The most common location is in the superior temporal aspect of the orbit. The second most common location is in the superior nasal aspect of the orbit.

Lesions located superotemporally are generally smooth, firm subcutaneous masses attached to the orbital rim in the region of the zygomaticofrontal suture.

The mass is generally less than 1 cm in diameter, nontender, and oval in shape.

Little displacement of the globe usually occurs.

Orbital dermoid cysts are not attached to the skin, which helps differentiate them from sebaceous cysts. The cyst usually is tethered to the periosteum of the bone near suture lines, including the sinuses or intracranial cavity. [4]


The cysts are palpated less easily and have more vague borders. They are more likely to displace the globe and may erode their way into adjacent structures.
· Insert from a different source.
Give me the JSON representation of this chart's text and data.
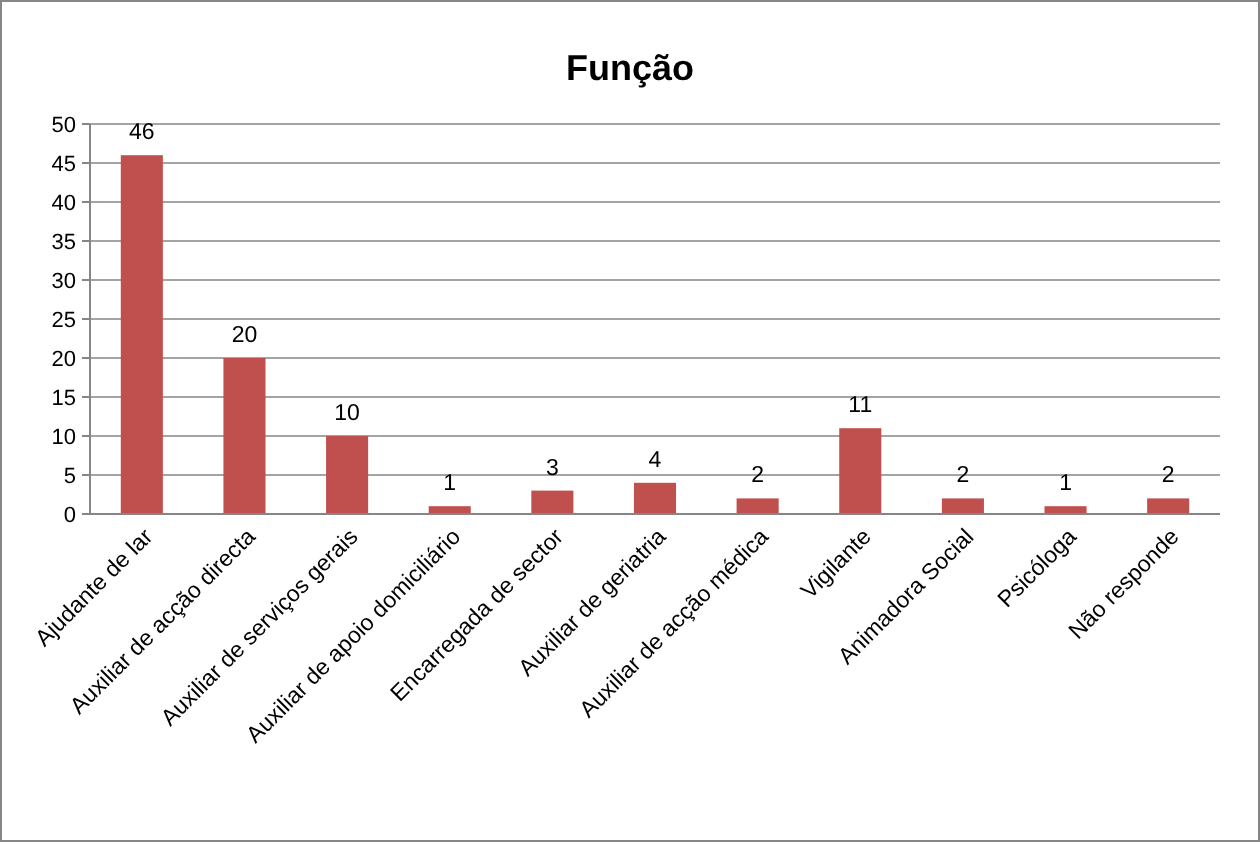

If the cyst ruptures, either spontaneously or with trauma, an inflammatory response may be seen. This response may be limited to injection of the conjunctiva or may be severe and mimic orbital cellulitis. Occasionally, subconjunctival droplets of fat are seen. [5]

Neurologic findings

Rarely, the cyst may press on the optic nerve and produce symptoms of optic nerve compression; reduced visual acuity, color vision and brightness perception, and a relative afferent pupillary defect.

More rarely, the cyst may induce diplopia by physically restricting movement of the globe or by compressing cranial nerves III, IV, or VI.



No known causes for orbital dermoid exist.

Other diagnostic considerations include the following:

  • Ruptured dermoid cysts may mimic rhabdomyosarcoma

  • Pediatric metastatic cancers

  • Orbital cellulitis



The dermoid cyst may displace the globe, depending on the location of the cyst.

Orbital dermoid cysts may cause neurologic complications if they compress the optic nerve or cranial nerves III, IV, or VI.

If the cyst ruptures, a marked inflammatory response follows.

Operative complications are those common to other orbitotomy procedures. Damage to the eye or adnexal structures, motility restriction, infection, inflammation, and hemorrhage may occur. Partial excision of the dermoid cyst may result in persistent inflammation, a draining sinus, or recurrence.